I guess the best thing to do when you're supporting policies and ideas that involve the oppression and persecution of other individuals or groups is to pretend that you're the one who's really being oppressed and persecuted.

Saturday 10 March 2012

Beyond the Zero

I've decided to play around with a blog of my own, in which I intend to ramble and pontificate about philosophical and political issues that interest me, and also discuss comic books, video games and other perfectly nerdy things.

First, some explanation is in order. My girlfriend has been encouraging me to start a blog for some time now, and after quite a bit of hemming and hawing, as they say, I thought to myself, "Who's going to care about the half-baked ideas of a pedantic, twenty-something philosophy student who spends far too much time thinking and reading about things he really isn't qualified to talk about?" Well, I suppose if it's self-consciously half-baked and more or less aware of its own shortcomings, this blog could be a bit of fun, and won't take itself too seriously.

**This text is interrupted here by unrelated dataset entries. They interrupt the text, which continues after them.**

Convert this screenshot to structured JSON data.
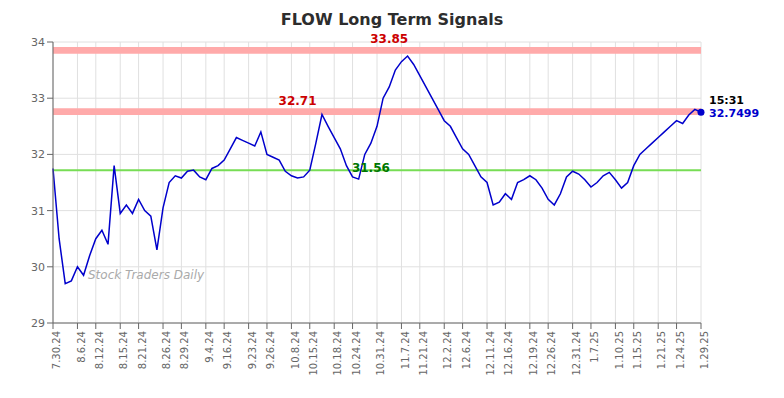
{
  "chart_data": {
    "type": "line",
    "title": "FLOW Long Term Signals",
    "title_color": "#2d2d2d",
    "color": "#0000cc",
    "grid": true,
    "ylim": [
      29,
      34
    ],
    "yticks": [
      29,
      30,
      31,
      32,
      33,
      34
    ],
    "categories": [
      "7.30.24",
      null,
      null,
      null,
      "8.6.24",
      null,
      null,
      "8.12.24",
      null,
      null,
      null,
      "8.15.24",
      null,
      null,
      "8.21.24",
      null,
      null,
      null,
      "8.26.24",
      null,
      null,
      "8.29.24",
      null,
      null,
      null,
      "9.4.24",
      null,
      null,
      "9.16.24",
      null,
      null,
      null,
      "9.23.24",
      null,
      null,
      "9.26.24",
      null,
      null,
      null,
      "10.8.24",
      null,
      null,
      "10.15.24",
      null,
      null,
      null,
      "10.18.24",
      null,
      null,
      "10.24.24",
      null,
      null,
      null,
      "10.31.24",
      null,
      null,
      null,
      "11.7.24",
      null,
      null,
      "11.21.24",
      null,
      null,
      null,
      "12.2.24",
      null,
      null,
      "12.6.24",
      null,
      null,
      null,
      "12.11.24",
      null,
      null,
      "12.16.24",
      null,
      null,
      null,
      "12.19.24",
      null,
      null,
      "12.26.24",
      null,
      null,
      null,
      "12.31.24",
      null,
      null,
      "1.7.25",
      null,
      null,
      null,
      "1.10.25",
      null,
      null,
      "1.15.25",
      null,
      null,
      null,
      "1.21.25",
      null,
      null,
      "1.24.25",
      null,
      null,
      null,
      "1.29.25"
    ],
    "values": [
      31.75,
      30.5,
      29.7,
      29.75,
      30.0,
      29.85,
      30.2,
      30.5,
      30.65,
      30.4,
      31.8,
      30.95,
      31.1,
      30.95,
      31.2,
      31.0,
      30.9,
      30.3,
      31.05,
      31.5,
      31.62,
      31.58,
      31.7,
      31.72,
      31.6,
      31.55,
      31.75,
      31.8,
      31.9,
      32.1,
      32.3,
      32.25,
      32.2,
      32.15,
      32.4,
      32.0,
      31.95,
      31.9,
      31.7,
      31.62,
      31.58,
      31.6,
      31.72,
      32.2,
      32.71,
      32.5,
      32.3,
      32.1,
      31.8,
      31.6,
      31.56,
      32.0,
      32.2,
      32.5,
      33.0,
      33.2,
      33.5,
      33.65,
      33.75,
      33.6,
      33.4,
      33.2,
      33.0,
      32.8,
      32.6,
      32.5,
      32.3,
      32.1,
      32.0,
      31.8,
      31.6,
      31.5,
      31.1,
      31.15,
      31.3,
      31.2,
      31.5,
      31.55,
      31.62,
      31.55,
      31.4,
      31.2,
      31.1,
      31.3,
      31.6,
      31.7,
      31.65,
      31.55,
      31.42,
      31.5,
      31.62,
      31.68,
      31.55,
      31.4,
      31.5,
      31.8,
      32.0,
      32.1,
      32.2,
      32.3,
      32.4,
      32.5,
      32.6,
      32.55,
      32.7,
      32.8,
      32.7499
    ],
    "bands": [
      {
        "y1": 33.79,
        "y2": 33.91,
        "color": "#ffaaaa"
      },
      {
        "y1": 32.7,
        "y2": 32.82,
        "color": "#ffaaaa"
      }
    ],
    "hlines": [
      {
        "y": 31.72,
        "color": "#77dd55"
      }
    ],
    "annotations": [
      {
        "text": "33.85",
        "x": 55,
        "y": 33.92,
        "color": "#cc0000"
      },
      {
        "text": "32.71",
        "x": 40,
        "y": 32.82,
        "color": "#cc0000"
      },
      {
        "text": "31.56",
        "x": 52,
        "y": 31.64,
        "color": "#007700"
      },
      {
        "text": "15:31",
        "x": 106,
        "y": 32.7499,
        "color": "#000000"
      },
      {
        "text": "32.7499",
        "x": 106,
        "y": 32.7499,
        "color": "#0000cc"
      }
    ],
    "watermark": "Stock Traders Daily"
  }
}
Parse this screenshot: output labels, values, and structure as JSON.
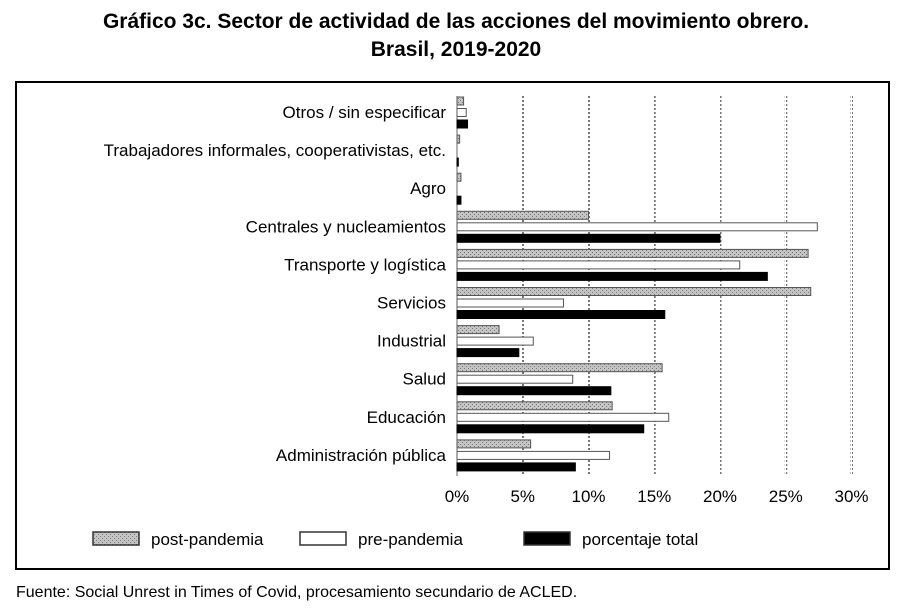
{
  "title_line1": "Gráfico 3c. Sector de actividad de las acciones del movimiento obrero.",
  "title_line2": "Brasil, 2019-2020",
  "source": "Fuente: Social Unrest in Times of Covid, procesamiento secundario de ACLED.",
  "colors": {
    "post": "#b5b5b5",
    "pre": "#ffffff",
    "total": "#000000",
    "grid": "#777777"
  },
  "chart_data": {
    "type": "bar",
    "orientation": "horizontal",
    "categories": [
      "Otros / sin especificar",
      "Trabajadores informales, cooperativistas, etc.",
      "Agro",
      "Centrales y nucleamientos",
      "Transporte y logística",
      "Servicios",
      "Industrial",
      "Salud",
      "Educación",
      "Administración pública"
    ],
    "series": [
      {
        "name": "post-pandemia",
        "values": [
          0.5,
          0.2,
          0.3,
          10.0,
          26.7,
          26.9,
          3.2,
          15.6,
          11.8,
          5.6
        ]
      },
      {
        "name": "pre-pandemia",
        "values": [
          0.7,
          0.0,
          0.0,
          27.4,
          21.5,
          8.1,
          5.8,
          8.8,
          16.1,
          11.6
        ]
      },
      {
        "name": "porcentaje total",
        "values": [
          0.8,
          0.1,
          0.3,
          20.0,
          23.6,
          15.8,
          4.7,
          11.7,
          14.2,
          9.0
        ]
      }
    ],
    "xlim": [
      0,
      30
    ],
    "xticks": [
      "0%",
      "5%",
      "10%",
      "15%",
      "20%",
      "25%",
      "30%"
    ],
    "grid": true,
    "legend_position": "bottom"
  }
}
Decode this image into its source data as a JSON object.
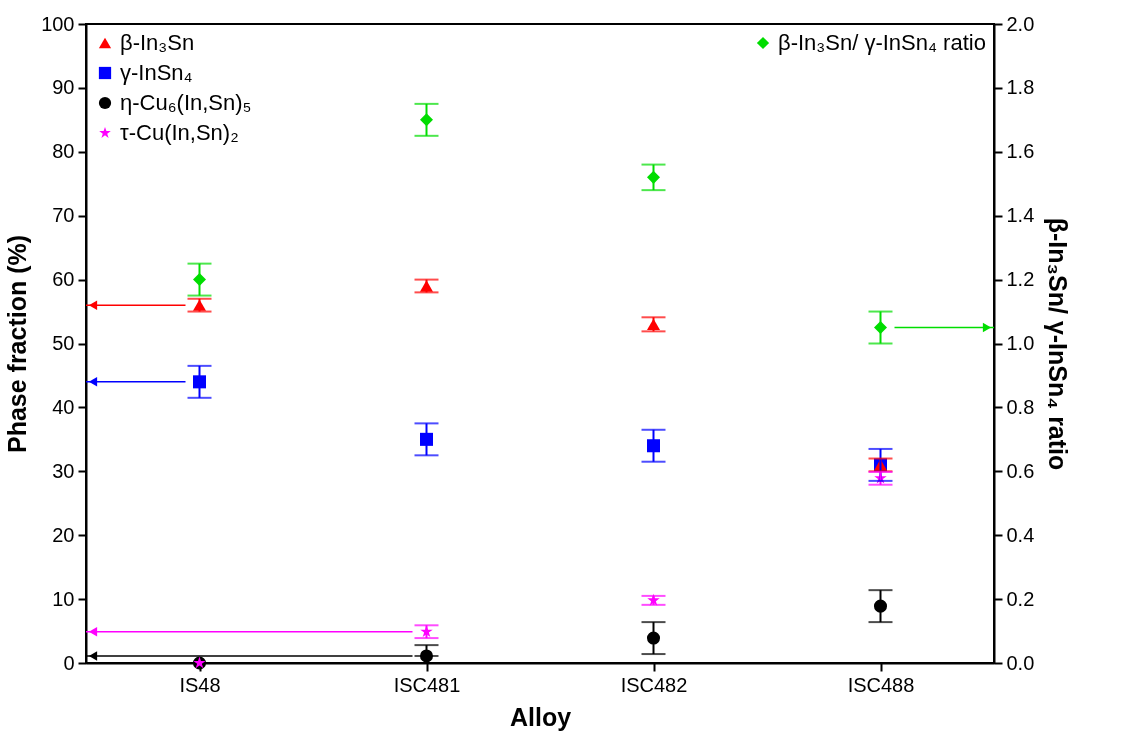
{
  "chart_data": {
    "type": "scatter",
    "xlabel": "Alloy",
    "ylabel": "Phase fraction (%)",
    "y2label": "β-In₃Sn/ γ-InSn₄ ratio",
    "categories": [
      "IS48",
      "ISC481",
      "ISC482",
      "ISC488"
    ],
    "series": [
      {
        "name": "β-In₃Sn",
        "color": "#ff0000",
        "marker": "triangle",
        "values": [
          56,
          59,
          53,
          31
        ],
        "errors": [
          1,
          1,
          1.1,
          1
        ]
      },
      {
        "name": "γ-InSn₄",
        "color": "#0000ff",
        "marker": "square",
        "values": [
          44,
          35,
          34,
          31
        ],
        "errors": [
          2.5,
          2.5,
          2.5,
          2.5
        ]
      },
      {
        "name": "η-Cu₆(In,Sn)₅",
        "color": "#000000",
        "marker": "circle",
        "values": [
          0,
          1.1,
          3.9,
          8.9
        ],
        "errors": [
          null,
          [
            1.1,
            2.8
          ],
          2.5,
          2.5
        ]
      },
      {
        "name": "τ-Cu(In,Sn)₂",
        "color": "#ff00ff",
        "marker": "star",
        "values": [
          0,
          4.9,
          9.8,
          28.9
        ],
        "errors": [
          null,
          1,
          0.7,
          1
        ]
      },
      {
        "name": "β-In₃Sn/ γ-InSn₄ ratio",
        "color": "#00dd00",
        "marker": "diamond",
        "axis": "y2",
        "values": [
          1.2,
          1.7,
          1.52,
          1.05
        ],
        "errors": [
          0.05,
          0.05,
          0.04,
          0.05
        ]
      }
    ],
    "ylim": [
      0,
      100
    ],
    "yticks": [
      0,
      10,
      20,
      30,
      40,
      50,
      60,
      70,
      80,
      90,
      100
    ],
    "y2lim": [
      0,
      2
    ],
    "y2ticks": [
      {
        "value": 0,
        "label": "0.0"
      },
      0.2,
      0.4,
      0.6,
      0.8,
      {
        "value": 1,
        "label": "1.0"
      },
      1.2,
      1.4,
      1.6,
      1.8,
      {
        "value": 2,
        "label": "2.0"
      }
    ],
    "grid": false,
    "legend": "top left"
  }
}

Secondly, an outright confession is warranted. I am, for all intents and purposes, a nihilist. Not the pissy, brooding, "Ve vant ze money, Lebowski!" sort of nihilist, but rather one who has come to happily but tentatively accept uncertainty, ignorance and impermanence after a great deal of serious, well-intentioned (and ongoing) inquiry. The way I see it, there is probably no personal God, no objective morality, no free will, no epistemic certainty (outside of pure tautologies,) no afterlife, and no real purpose or meaning to existence. But, in my view, this is not "bad news." It's nothing to be gloomy about. On the contrary, the rejection of these foundational concepts can be experienced as liberating, and can expand the scope of love, happiness, and (above all) humor. My philosophical project, if anything, is to show that we can make admirable sense of our existence without the traditional concepts that have been relied on to give it meaning. As Camus observed, "Accepting the absurdity of everything around us is one step, a necessary experience: it should not become a dead end. It arouses a revolt that can become fruitful." Nihilism (or, as I like to call it in polite company, "provisional moral and ontological agnosticism") is a starting point, not a destination.

Major philosophical influences in this area include Hume, Spinoza, Nietzsche, Schopenhauer, and Wittgenstein. To round out a "top ten," in no particular order, I'd probably also include Russell, Rorty, Heraclitus, Quine, and William James. I have an inclination towards, and interest in, pragmatism, naturalism, anti-foundationalism, perspectivism, and fallibilism. I'm also a big fan of Hellenistic philosophy, and feel that the ancient Stoics, Epicureans and Pyrrhonian Skeptics had something worth saying about how to live. Ideas of which I am highly critical include moral realism, moral rationalism, libertarianism (both political and metaphysical,) theism, and conservatism. But I'm always willing to listen, and if a good case can be made for any of these, I'll be the first to consider it.

Hopefully, this gives you some general idea of where this blog is going. Stick around. Let's have fun!